Last month The Telegraph reported that Sir Iain Chalmers, editor of the James Lind Library in Oxford, and Prof Trevor Sheldon, deputy vice-chancellor at York University, who chaired the advisory board that oversaw the review, had said the review’s findings had been used selectively. In a joint statement they described the government’s assessment of the evidence in favour of fluoridation as ‘over-optimistic’ and the DoH’s objectivity as ‘questionable’.

They said tooth decay in 12-year-olds had reduced across Europe irrespective of whether there was fluoride in the water. In fact the countries with the biggest drop in childhood tooth decay – Sweden, Netherlands, Finland and Denmark – did not fluoridate.

The DoH said that in 2000 it responded to the York review with a commitment to commission further research to strengthen the evidence base on fluoridation. In 2001 it asked the Medical Research Council to identify research required to inform public policy on fluoridation. In 2003 the University of Newcastle investigated bioavailability (absorption) of fluoride from artificial and natural sources. In 2005 research on use of intra-oral cameras for obtaining more objective and quantative measures of enamel fluorosis was included in the NHS research programme.

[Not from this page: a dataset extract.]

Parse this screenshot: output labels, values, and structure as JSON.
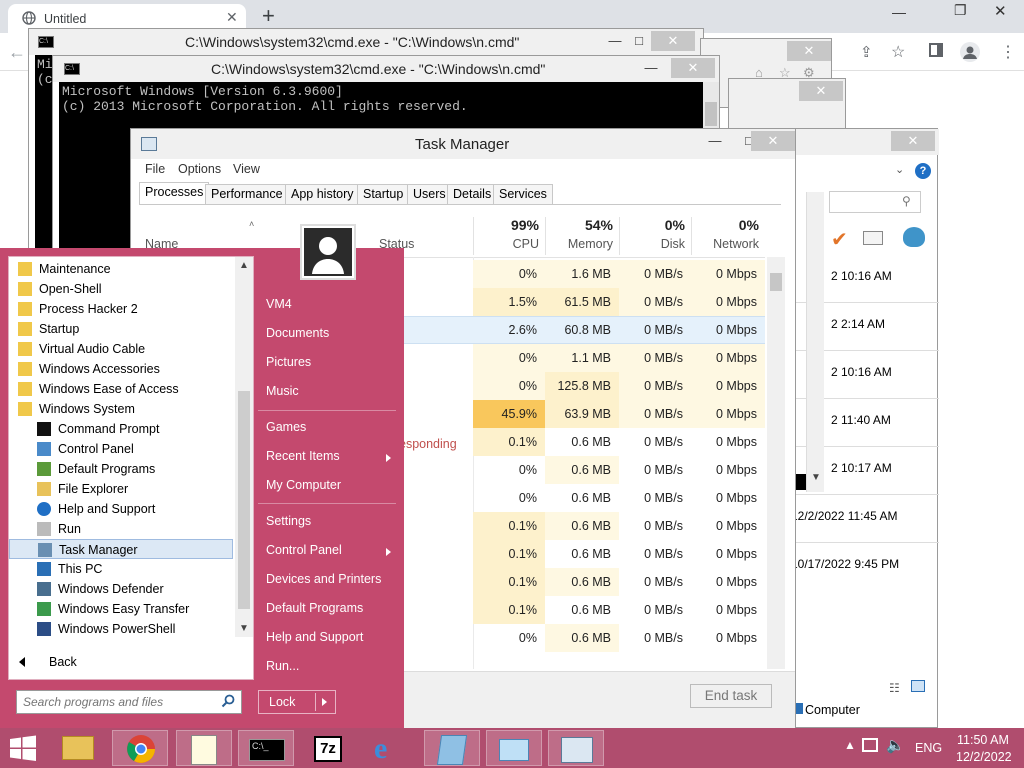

While the NPWA and others pour scorn on the Newcastle report, a DoH spokesperson says: ‘The Newcastle study contributed to better understanding of the health effects of water fluoridation. [It] concluded that there were no statistically significant differences in bioavailability between artificially and naturally fluoridated water. In planning further research, we have agreed to take account of suggestions that the study be repeated with a larger sample size, within the inevitable constraints of the funding available.’

Alan Johnson says: ‘Fluoridation is scientifically supported, it’s legal, and it’s our policy, but only two or three areas currently have it and we need to go much further in areas where dental health needs to be improved.

‘There are people who hold strong views on this subject, so it’s important that any proposed schemes are fully and widely consulted on. The guidance will help local health bodies to ensure there’s an opportunity for everyone to put forward their views. The extra funding means that, should local people decide to support fluoridation, SHAs have the resources to implement it.’